Chris Schrauff

geb. 1950 in Marburg/Lahn

1954 Umzug nach Saarbrücken. Schrauff studiert ab 1968 Philosophie, Germanistik und Musik (Examen 1973), ist Wissenschaftlicher Mitarbeiter (1970-74), leistet dann seinen Zivildienst im Evangelischen Krankenhaus Saarbrücken, und zwar in der Pflege und in der Schlosserei. Von 1977 bis 1983 ist er Mitglied im Kneipenkollektiv des Szenelokals Bingert im Saarbrücker Nauwieser Viertel, gleichzeitig arbeitet er als freiberuflicher Lektor für den Saarländischen Rundfunk (Fernsehspiel, Hörspiel, Kinderfunk). Anschließend wirkt er als Geschäftsführer der Fahrradladen GmbH Saarbrücken, macht 1985 eine Ausbildung zum Fahrradrahmenbauer, wird 1986 Mitarbeiter einer Firma für Fahrradrahmenbau in Kassel. Von 1988 bis 1993 arbeitet er wieder beim SR, und zwar als Dramaturg beim Fernsehspiel unter Martin Buchhorn. Seit 1993 lebt Chris Schrauff als freier Autor in Saarbrücken.

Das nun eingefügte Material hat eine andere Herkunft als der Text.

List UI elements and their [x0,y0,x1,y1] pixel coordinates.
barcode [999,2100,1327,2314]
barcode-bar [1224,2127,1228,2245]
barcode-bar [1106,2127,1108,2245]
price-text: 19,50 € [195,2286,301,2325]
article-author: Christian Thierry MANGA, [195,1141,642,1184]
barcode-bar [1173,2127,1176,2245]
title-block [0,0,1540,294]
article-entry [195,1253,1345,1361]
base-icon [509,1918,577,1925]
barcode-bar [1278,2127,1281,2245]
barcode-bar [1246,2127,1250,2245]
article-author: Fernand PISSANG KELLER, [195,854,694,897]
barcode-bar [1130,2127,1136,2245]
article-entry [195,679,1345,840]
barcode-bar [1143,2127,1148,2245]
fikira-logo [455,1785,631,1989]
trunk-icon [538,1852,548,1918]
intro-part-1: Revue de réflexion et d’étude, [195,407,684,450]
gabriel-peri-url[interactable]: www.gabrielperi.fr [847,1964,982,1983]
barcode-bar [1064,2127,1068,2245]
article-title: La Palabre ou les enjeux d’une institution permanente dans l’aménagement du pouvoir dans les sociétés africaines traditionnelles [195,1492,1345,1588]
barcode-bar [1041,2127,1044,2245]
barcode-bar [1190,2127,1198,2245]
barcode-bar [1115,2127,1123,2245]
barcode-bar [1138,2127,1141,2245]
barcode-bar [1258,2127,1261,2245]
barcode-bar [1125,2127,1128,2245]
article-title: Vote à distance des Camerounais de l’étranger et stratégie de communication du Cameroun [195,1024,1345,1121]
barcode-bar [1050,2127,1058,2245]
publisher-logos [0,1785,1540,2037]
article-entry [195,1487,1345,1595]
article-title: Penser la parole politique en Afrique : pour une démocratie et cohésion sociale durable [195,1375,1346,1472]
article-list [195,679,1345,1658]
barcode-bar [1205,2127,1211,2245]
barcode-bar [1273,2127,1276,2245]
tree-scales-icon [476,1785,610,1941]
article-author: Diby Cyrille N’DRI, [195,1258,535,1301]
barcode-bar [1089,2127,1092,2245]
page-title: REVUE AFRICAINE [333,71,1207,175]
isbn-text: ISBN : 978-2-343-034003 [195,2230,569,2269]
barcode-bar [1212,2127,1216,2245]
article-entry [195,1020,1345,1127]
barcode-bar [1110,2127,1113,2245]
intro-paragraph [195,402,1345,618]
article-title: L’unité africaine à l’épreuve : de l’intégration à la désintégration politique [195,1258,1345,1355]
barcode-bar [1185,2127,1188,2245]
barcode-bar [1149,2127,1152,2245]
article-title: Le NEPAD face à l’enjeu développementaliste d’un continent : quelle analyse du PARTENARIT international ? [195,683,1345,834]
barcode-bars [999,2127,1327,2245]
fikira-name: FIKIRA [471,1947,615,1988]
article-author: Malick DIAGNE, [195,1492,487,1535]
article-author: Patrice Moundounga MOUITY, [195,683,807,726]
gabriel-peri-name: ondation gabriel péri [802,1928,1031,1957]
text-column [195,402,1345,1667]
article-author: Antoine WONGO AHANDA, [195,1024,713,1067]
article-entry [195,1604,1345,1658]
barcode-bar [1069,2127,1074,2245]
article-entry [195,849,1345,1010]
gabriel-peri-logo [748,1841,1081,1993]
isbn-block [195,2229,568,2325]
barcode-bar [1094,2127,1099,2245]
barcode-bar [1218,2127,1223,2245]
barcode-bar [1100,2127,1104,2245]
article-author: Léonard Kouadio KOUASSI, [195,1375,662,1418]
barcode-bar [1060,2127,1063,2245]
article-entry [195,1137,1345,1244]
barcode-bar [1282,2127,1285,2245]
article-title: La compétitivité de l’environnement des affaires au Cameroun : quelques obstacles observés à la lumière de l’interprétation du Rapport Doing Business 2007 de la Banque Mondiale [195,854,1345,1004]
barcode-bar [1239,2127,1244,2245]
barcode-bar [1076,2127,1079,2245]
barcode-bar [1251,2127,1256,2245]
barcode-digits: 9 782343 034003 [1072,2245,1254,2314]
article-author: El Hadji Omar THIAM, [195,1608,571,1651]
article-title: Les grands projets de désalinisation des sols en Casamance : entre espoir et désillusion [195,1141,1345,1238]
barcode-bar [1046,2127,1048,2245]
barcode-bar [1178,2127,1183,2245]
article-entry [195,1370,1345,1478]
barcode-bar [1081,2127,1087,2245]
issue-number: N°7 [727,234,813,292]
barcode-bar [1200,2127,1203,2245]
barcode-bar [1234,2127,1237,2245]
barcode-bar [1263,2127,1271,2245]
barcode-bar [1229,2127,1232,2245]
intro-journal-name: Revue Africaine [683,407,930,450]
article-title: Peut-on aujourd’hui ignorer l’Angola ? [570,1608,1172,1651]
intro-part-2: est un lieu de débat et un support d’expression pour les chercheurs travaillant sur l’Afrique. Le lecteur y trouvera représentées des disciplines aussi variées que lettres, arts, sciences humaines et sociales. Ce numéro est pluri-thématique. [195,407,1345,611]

Er veröffentlicht seit 1977 Bücher, zunächst mit Gedichten, dann auch mit Prosa. Die 2001 im Saarbrücker PoCul-Verlag erschienenen „Versammelten Werke“ in einem Band enthalten neben neuen Texte die früheren Veröffentlichungen, vom Autor leicht überarbeitet.

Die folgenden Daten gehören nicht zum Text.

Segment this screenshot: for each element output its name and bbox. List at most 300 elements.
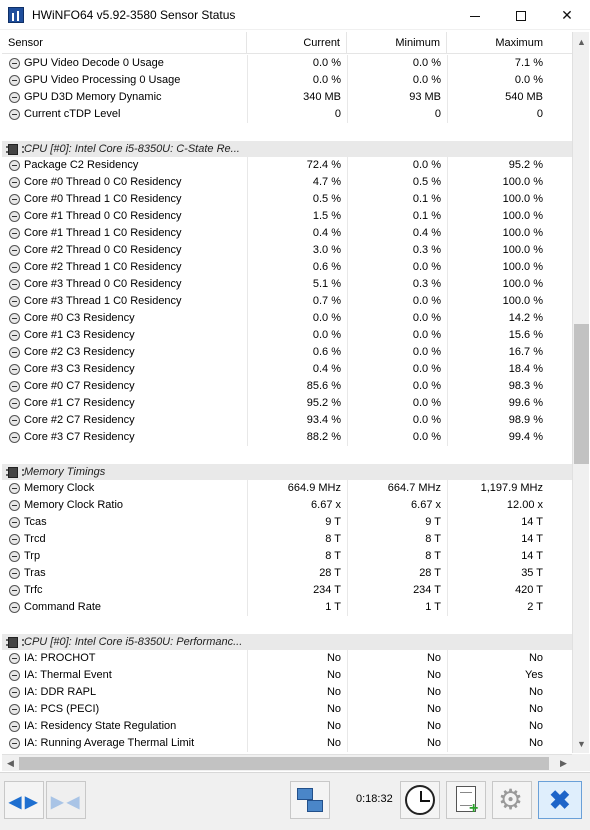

Schrauff arbeitet von Anfang an, von 1998 bis 2009, ehrenamtlich im Lektorat der Topicana-Buchreihe des Saarländischen Schriftstellerverbands (VS).

Die „Saarbrücker Zeitung“ nennt ihn, der seit jeher im Nauwieser Viertel wohnt, 2001 „eine Art Ikone der alternativen Stadtkultur“.

Foto der mit Schreibmaschine getippten Seite

Seite aus dem von Chris Schrauff herausgegebenen Handbuch des Fahrradrahmenbaus. Foto: von Regine Schrauff

Chris Schrauff ist ein leidenschaftlicher Anhänger der analogen Welt, die sich für ihn im Fahrrad verkörpert, mit dem er sich theoretisch und praktisch beschäftigt. Er übersetzt 1987 Paul Proteus’ Handbuch des Rahmenbaus. Arnfrid Astel hat Schrauff ein Epigramm gewidmet, in dem es heißt: „Auf der Stelle / tritt die Zeit / in seiner Werkstatt“. In Schrauffs erstem Gedichtband „bilderbuch“ begegnet man Ventilen, Kugellagern und Schrauben.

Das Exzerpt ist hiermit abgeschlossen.